Musique: l’artiste Gad Mongapa appelle les finalistes à promouvoir la culture de la lecture

Tenue ce vendredi 05 août 2020, dans l’ Immeuble Reine de la Paix dans la commune de Gombe, la cérémonie du lancement officiel de la campagne du clip » Tolongi », produit par la Fondation Bana Saint Jean en collaboration avec la fondation Mbungu et Fondation Mwimba Texas, a été face à la presse, pour fournir les éléments d’explications aux journalistes sur la quintessence de la chanson.

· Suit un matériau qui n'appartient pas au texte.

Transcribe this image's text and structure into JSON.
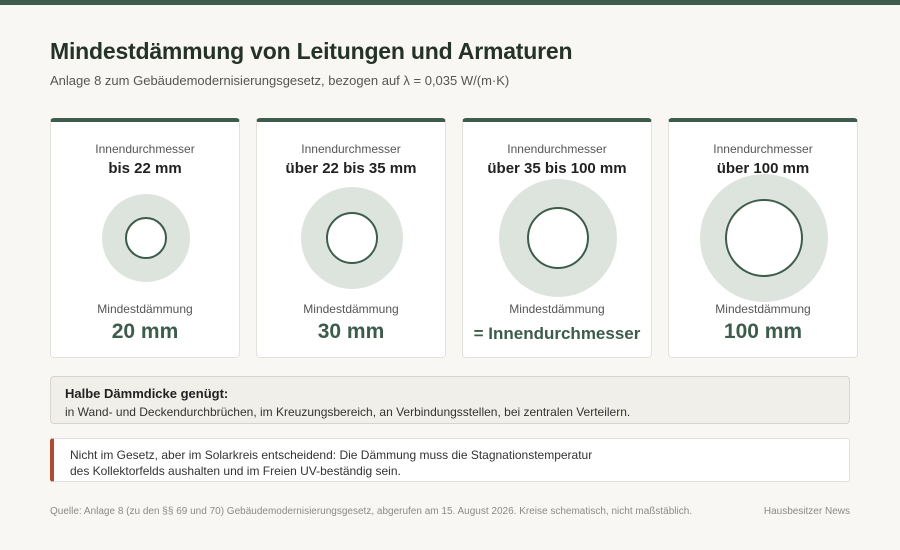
{
  "header": {
    "title": "Mindestdämmung von Leitungen und Armaturen",
    "subtitle": "Anlage 8 zum Gebäudemodernisierungsgesetz, bezogen auf λ = 0,035 W/(m·K)"
  },
  "colors": {
    "accent": "#3d5c4b",
    "ring": "#dde4dd",
    "warning_bar": "#b24a2f"
  },
  "cards": [
    {
      "label_top": "Innendurchmesser",
      "range": "bis 22 mm",
      "label_bottom": "Mindestdämmung",
      "value": "20 mm"
    },
    {
      "label_top": "Innendurchmesser",
      "range": "über 22 bis 35 mm",
      "label_bottom": "Mindestdämmung",
      "value": "30 mm"
    },
    {
      "label_top": "Innendurchmesser",
      "range": "über 35 bis 100 mm",
      "label_bottom": "Mindestdämmung",
      "value": "= Innendurchmesser"
    },
    {
      "label_top": "Innendurchmesser",
      "range": "über 100 mm",
      "label_bottom": "Mindestdämmung",
      "value": "100 mm"
    }
  ],
  "note_half": {
    "heading": "Halbe Dämmdicke genügt:",
    "text": "in Wand- und Deckendurchbrüchen, im Kreuzungsbereich, an Verbindungsstellen, bei zentralen Verteilern."
  },
  "note_solar": {
    "line1": "Nicht im Gesetz, aber im Solarkreis entscheidend: Die Dämmung muss die Stagnationstemperatur",
    "line2": "des Kollektorfelds aushalten und im Freien UV-beständig sein."
  },
  "footer": {
    "source": "Quelle: Anlage 8 (zu den §§ 69 und 70) Gebäudemodernisierungsgesetz, abgerufen am 15. August 2026. Kreise schematisch, nicht maßstäblich.",
    "brand": "Hausbesitzer News"
  }
}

À en croire l’artiste Gad Mongapa cet opus remixé, vient d’une fois de remettre en cause l’ importance de la revision des notes ( etudes) lors des préparatives des épreuves des fins des cycles chez les finalistes, ce dont son importante constitue, à tout le moins, le parchemin d’une quelconque réussite. Le résultat doit précédé le travail, a t- il-insisté.

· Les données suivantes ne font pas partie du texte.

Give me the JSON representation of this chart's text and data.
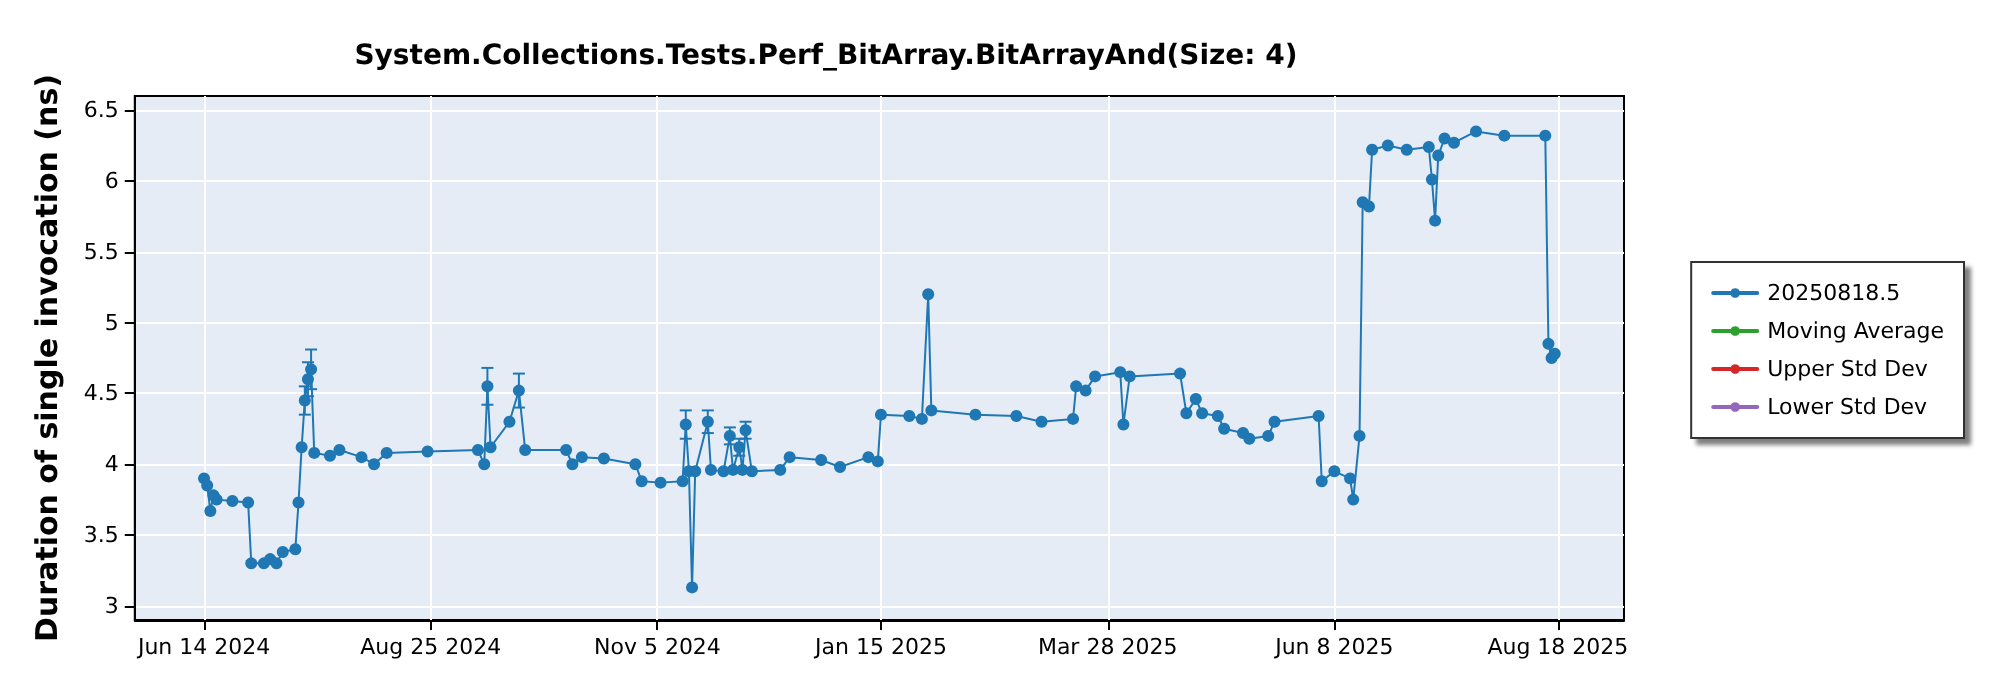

Gad Mongapa est avant tout, membre de Bana Saint Jean, cette asbl, qui prend l’ancien nom de l’actuel Lingwala et, milite à l’encadrement des jeunes.

Pour sa part, le professeur Way Way, qui a travaillé à la composition de la chanson, le concept semio-linguistique est composé avec mots simples. Dans un pays où la résulte est supposé comme le fruit d’hasard; réussir parfois divin ou magique, il nous revient en tant artiste, à sensibiliser les éleves, à abandonner la culture de la corruption, la consommation de la drogue à Bombé, la délinquance juvénile, et toutes autres formes des moeurs et vices qui assassinent à petit feu, notre système d’ enseignement.

Dans la foulée, la chanson condamne aussi la discrimination dans le milieu scolaire, à l’exemple de nos regards envers des personnes vivant avec handicaps, qui subissent de stigmates morales, mentales mais aussi parfois des discriminations scientifiques dans nos communautés. conclu-t- il.

Dans ce même ordre d’ idée, le représentant de Fondation Mwimba Texas, appelle les journalistes à faire une presse de lutte contre toutes formes discriminations sociétales et communautaires.
Encore que, sa Fondation lutte contre ces vices de l’Humanité, elle, qui encadre depuis plus 20 ans les personnes vulnérables, des enfants albinos, quantifiés à plus 1% dans notre ville.
Même, ces derniers sont l’objectif des mauvais traitements dans nos regards, a t- il- souligné dans ses interventions, le représentant de FMT.